# The fam



## compassrose26 (Dec 21, 2013)

I've acquired a few reptiles in the past few months The tortoises first, but then two more reptiles!
Lucy and Lilo, the tortoises.
Steve the leopard gecko (named after Steve Irwin)
And I haven't named my baby Florida Blue Garter yet, but I'm going to name him after one of the MSU football players. Shalique maybe?
This is the gang!


----------



## mike taylor (Dec 21, 2013)

Very cool . Name the snake Wes after steves best mate .


----------



## compassrose26 (Dec 21, 2013)

*Re: RE: The fam*



mike taylor said:


> Very cool . Name the snake Wes after steves best mate .


Thanks, I like that!


----------



## mike taylor (Dec 23, 2013)

Your very welcome.
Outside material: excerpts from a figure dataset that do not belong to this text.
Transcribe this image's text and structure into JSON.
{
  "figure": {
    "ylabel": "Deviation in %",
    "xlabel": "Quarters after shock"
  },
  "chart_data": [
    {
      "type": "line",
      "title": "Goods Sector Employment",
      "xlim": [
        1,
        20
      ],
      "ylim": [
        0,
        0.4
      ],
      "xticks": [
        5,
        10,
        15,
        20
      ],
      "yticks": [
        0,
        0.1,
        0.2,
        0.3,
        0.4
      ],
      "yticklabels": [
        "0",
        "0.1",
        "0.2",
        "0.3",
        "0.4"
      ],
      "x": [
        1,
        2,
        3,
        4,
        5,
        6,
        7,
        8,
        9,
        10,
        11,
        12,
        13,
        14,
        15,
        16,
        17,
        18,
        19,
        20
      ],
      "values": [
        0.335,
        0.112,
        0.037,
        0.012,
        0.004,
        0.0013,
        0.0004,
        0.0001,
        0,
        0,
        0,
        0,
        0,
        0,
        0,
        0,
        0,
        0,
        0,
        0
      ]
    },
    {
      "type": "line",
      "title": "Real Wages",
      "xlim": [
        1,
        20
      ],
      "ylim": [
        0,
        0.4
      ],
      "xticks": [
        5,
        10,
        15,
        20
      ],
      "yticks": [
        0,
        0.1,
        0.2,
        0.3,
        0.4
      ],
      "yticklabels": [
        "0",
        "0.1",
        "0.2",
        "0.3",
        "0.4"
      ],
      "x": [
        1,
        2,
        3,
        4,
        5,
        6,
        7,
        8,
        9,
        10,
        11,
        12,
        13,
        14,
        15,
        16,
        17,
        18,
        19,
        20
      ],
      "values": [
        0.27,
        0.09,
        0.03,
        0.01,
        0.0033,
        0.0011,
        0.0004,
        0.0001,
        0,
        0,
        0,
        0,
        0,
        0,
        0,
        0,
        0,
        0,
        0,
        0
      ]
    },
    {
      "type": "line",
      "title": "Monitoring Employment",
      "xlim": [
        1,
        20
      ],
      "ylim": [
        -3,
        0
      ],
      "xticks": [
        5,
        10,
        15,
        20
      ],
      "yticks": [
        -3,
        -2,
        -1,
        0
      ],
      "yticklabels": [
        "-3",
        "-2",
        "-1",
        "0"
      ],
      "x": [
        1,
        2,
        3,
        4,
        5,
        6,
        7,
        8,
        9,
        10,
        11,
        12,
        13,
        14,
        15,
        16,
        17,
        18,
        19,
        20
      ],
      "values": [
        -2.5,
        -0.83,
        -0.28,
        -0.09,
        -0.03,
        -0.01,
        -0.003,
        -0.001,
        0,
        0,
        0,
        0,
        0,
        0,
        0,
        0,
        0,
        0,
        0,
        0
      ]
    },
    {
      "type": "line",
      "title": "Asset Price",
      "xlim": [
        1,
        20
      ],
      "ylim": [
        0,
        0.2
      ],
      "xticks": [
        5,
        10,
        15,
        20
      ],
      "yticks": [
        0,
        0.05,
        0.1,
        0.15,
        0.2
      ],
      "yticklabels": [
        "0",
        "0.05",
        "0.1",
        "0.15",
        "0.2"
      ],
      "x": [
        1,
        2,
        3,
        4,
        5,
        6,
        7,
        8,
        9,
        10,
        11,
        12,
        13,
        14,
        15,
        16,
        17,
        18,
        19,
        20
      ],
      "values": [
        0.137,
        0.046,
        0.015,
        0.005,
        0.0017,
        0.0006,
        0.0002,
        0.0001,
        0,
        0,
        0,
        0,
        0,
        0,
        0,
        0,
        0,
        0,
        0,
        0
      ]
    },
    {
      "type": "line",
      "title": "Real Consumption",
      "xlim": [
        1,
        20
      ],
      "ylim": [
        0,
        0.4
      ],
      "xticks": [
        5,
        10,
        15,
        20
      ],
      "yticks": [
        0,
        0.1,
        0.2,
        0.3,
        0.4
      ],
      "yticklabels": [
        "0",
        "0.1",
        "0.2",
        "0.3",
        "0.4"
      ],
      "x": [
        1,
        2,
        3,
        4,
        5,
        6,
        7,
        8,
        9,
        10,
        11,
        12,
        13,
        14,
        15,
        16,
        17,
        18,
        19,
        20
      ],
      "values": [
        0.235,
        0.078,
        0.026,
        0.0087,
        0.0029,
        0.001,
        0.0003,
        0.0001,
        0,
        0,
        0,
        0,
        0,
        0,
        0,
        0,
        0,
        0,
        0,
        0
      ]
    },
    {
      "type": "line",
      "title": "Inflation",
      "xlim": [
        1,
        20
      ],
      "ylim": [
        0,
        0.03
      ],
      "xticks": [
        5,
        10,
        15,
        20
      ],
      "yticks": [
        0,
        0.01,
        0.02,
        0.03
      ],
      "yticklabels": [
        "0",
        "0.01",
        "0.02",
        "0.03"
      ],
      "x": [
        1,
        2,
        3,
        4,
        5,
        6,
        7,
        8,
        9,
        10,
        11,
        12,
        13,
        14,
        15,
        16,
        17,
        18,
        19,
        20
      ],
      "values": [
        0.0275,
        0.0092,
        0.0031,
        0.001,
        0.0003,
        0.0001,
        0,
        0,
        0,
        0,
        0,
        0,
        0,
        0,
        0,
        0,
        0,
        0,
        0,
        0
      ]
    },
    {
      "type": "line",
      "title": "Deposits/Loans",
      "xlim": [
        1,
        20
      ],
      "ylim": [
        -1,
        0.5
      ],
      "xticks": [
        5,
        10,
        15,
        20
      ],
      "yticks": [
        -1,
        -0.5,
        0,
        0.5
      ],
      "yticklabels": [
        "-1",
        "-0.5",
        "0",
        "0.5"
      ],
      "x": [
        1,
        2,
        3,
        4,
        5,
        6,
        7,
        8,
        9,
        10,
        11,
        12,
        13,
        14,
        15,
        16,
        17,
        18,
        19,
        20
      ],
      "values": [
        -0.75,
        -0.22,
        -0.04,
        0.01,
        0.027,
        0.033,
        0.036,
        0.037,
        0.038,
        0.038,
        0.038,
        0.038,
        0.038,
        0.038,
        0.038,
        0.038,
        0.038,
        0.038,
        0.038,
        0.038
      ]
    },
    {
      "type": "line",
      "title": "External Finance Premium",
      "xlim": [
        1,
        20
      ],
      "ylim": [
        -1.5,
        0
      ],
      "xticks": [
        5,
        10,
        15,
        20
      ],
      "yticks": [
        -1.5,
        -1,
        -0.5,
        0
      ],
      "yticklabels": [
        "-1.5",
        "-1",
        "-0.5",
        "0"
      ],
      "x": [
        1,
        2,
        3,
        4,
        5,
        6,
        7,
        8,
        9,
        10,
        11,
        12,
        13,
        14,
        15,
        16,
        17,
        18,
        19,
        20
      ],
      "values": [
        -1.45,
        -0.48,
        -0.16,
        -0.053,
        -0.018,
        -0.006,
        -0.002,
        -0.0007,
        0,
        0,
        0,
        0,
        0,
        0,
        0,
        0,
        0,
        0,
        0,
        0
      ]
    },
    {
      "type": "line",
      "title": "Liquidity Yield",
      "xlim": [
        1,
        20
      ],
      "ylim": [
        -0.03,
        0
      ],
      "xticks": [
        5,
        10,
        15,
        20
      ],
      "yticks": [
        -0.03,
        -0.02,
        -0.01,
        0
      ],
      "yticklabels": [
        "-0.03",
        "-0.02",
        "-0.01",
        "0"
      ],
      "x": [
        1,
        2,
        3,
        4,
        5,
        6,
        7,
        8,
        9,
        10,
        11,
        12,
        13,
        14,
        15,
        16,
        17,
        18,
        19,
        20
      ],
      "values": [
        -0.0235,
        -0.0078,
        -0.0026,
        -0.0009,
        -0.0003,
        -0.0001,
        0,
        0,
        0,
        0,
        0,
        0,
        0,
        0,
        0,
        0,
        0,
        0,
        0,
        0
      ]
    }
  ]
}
Has anyone been keeping up with Australia zoo ? After Steve's death I could not keep following . He was one of my heros still is . Good luck with your scaled friends . Good day mate ! Crikey !!!! There's a lizard on your head mate !!


----------



## bouaboua (Dec 25, 2013)

She don't like the idea of that thing on her head. Hahahahahah..............


----------



## TortieLuver (Dec 25, 2013)

Awesome pix...thanks for sharing


----------